In November 2008, California voters approved Proposition 8, banning same-sex marriage, and caused an outcry from its opponents. This made the Oscars for Milk seemed all the more pertinent, and when Sean Penn picked up his award for portraying slain gay rights icon Harvey Milk, he said: “I think that it is a good time for those who voted for the ban against gay marriage to sit and reflect and anticipate their great shame and the shame in their grandchildren’s eyes if they continue that way of support. We’ve got to have equal rights for everyone.”

Selma, 2015

The year of the 50th anniversary of Selma, Martin Luther King's march for voting rights for blacks, brought with it the release of a biopic on the civil rights activist. In January 2015, Barack Obama’s White House hosted a private viewing with the stars as guests. But the film was nominated for few Oscars. The hashtag #OscarsSoWhite trended in the US. The one Oscar the film did take home went to John Legend and rapper Common for Best Original Song.
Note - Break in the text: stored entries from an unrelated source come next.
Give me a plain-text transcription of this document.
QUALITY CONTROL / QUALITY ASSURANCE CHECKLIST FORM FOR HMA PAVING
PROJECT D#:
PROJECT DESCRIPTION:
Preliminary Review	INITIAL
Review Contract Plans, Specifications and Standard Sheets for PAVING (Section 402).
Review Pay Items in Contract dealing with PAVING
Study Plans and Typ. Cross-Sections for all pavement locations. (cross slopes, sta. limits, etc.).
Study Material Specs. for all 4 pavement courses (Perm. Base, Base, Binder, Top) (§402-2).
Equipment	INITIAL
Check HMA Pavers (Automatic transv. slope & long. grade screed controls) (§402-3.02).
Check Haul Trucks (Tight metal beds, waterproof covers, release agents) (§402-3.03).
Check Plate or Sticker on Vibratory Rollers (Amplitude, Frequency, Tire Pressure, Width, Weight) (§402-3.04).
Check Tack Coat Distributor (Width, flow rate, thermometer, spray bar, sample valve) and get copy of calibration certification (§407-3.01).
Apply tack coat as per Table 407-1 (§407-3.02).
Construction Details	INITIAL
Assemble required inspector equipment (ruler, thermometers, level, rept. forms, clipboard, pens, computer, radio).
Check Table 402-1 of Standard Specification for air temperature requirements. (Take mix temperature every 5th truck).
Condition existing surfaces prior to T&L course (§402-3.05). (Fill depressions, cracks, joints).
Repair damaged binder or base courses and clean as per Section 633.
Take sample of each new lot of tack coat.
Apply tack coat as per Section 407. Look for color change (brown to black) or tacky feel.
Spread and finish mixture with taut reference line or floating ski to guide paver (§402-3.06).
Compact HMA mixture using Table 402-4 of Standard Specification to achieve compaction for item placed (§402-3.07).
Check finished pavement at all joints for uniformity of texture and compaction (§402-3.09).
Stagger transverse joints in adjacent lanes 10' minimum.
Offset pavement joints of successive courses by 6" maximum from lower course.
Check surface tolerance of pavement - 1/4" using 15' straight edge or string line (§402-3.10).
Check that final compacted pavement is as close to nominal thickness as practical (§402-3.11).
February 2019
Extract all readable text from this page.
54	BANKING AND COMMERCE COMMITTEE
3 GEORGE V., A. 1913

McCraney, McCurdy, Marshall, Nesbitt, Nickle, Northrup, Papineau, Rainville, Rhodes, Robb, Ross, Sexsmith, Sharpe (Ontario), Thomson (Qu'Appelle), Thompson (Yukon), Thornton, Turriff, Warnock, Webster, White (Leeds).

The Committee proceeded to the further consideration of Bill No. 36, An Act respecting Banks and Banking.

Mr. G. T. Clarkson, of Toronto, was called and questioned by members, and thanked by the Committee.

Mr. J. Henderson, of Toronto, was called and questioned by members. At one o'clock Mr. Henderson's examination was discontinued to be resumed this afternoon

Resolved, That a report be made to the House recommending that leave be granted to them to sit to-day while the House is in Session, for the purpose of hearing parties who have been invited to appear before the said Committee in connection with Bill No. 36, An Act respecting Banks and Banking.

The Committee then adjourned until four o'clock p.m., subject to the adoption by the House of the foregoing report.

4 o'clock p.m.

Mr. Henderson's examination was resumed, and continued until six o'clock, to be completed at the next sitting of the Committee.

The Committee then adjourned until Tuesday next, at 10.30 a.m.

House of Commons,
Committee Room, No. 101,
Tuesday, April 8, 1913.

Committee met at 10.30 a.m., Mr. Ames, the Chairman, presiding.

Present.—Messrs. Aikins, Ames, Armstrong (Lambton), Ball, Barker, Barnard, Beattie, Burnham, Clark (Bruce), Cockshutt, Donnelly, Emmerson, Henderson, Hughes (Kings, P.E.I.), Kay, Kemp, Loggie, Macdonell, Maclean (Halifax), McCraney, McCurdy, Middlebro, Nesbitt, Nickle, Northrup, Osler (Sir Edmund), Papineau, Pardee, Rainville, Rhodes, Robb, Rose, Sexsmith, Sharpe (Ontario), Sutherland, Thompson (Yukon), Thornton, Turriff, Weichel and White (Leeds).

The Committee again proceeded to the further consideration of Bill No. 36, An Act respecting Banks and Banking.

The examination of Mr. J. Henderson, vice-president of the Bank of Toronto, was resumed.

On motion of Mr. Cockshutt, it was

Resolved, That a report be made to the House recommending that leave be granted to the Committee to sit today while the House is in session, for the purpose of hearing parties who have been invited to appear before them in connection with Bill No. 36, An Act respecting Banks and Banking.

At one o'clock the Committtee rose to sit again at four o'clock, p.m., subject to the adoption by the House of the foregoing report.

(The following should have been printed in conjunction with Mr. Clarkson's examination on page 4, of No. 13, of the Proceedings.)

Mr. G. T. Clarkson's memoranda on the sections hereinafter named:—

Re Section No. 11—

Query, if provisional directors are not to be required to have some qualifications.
Legend, in his speech, spoke on voting rights as well as mass incarceration, citing that there are "more black men under correctional control today than were under slavery in 1850".

Moonlight, 2017

After years of controversy over the 'whiteness' of Oscar nominees, the awarding of Best Picture to Barry Jenkins’ Moonlight – a low budget film about a gay black man coming of age – felt like a moment in which the Academy came good. As one critic put it: “It isn’t the first best picture winner (Steve McQueen’s 12 Years a Slave achieved that milestone four years ago), but it was the first to do so without being about civil rights or race relations – which is also a milestone.”